Weekly data from the Office for National Statistics (ONS) show there were 84 death certificates mentioning Covid in the week ending June 11.
By contrast there were 1,163 deaths registered involving flu and pneumonia.
In the previous week, 98 Covid deaths were recorded, meaning this week it has dropped by 14 per cent.
Kevin McConway, the emeritus professor of applied statistics at The Open University, told The Telegraph: “The excellent news in this bulletin is that the number of deaths involving Covid-19 actually fell again.

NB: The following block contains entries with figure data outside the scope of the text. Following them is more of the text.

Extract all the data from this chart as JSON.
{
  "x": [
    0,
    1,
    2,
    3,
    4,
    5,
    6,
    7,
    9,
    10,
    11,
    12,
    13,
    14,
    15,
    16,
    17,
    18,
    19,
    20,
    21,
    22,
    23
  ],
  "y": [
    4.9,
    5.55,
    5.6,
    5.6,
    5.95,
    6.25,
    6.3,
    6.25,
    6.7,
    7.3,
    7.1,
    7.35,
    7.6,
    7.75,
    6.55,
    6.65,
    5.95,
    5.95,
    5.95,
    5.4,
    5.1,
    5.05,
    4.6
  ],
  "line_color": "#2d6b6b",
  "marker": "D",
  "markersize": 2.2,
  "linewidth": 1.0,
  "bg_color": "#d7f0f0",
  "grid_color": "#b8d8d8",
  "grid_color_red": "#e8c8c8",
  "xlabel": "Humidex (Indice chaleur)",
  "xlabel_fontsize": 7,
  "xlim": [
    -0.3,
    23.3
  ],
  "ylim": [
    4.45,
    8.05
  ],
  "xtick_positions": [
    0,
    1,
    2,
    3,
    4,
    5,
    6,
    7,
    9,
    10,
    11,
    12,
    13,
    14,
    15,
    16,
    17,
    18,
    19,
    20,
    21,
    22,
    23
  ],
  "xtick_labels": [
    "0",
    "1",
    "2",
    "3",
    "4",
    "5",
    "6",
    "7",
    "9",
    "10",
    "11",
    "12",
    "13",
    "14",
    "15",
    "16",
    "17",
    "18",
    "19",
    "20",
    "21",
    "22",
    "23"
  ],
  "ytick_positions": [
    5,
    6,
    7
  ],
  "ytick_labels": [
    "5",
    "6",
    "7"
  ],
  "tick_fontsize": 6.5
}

“The numbers are down in most age groups and most regions, comparing the latest week with either the previous week or the week before that.
“Deaths involving Covid-19 made up just eight out of every thousand total deaths in the most recent week.
“It's not good news that the number of infections is increasing, even though it is a little encouraging that the increase in cases hasn't yet led to any substantial increase in deaths involving Covid and, judging by these ONS figures, if anything there's a decrease in deaths.”
Covid deaths now make up just 0.8 per cent of all deaths – down from 1.3 per cent in the week before.
But the figures are lower than would be expected for respiratory disease at this time of year, with the five-year average for deaths involving flu and pneumonia in the same week is 1,704.
Prof Conway added: “I don't think a large increase in deaths is inevitable, given the very encouraging recent data from PHE on the effectiveness of vaccines against hospitalisations involving the delta variant.”
There were only five Covid deaths reported on Monday, despite an increase in cases and hospital admissions.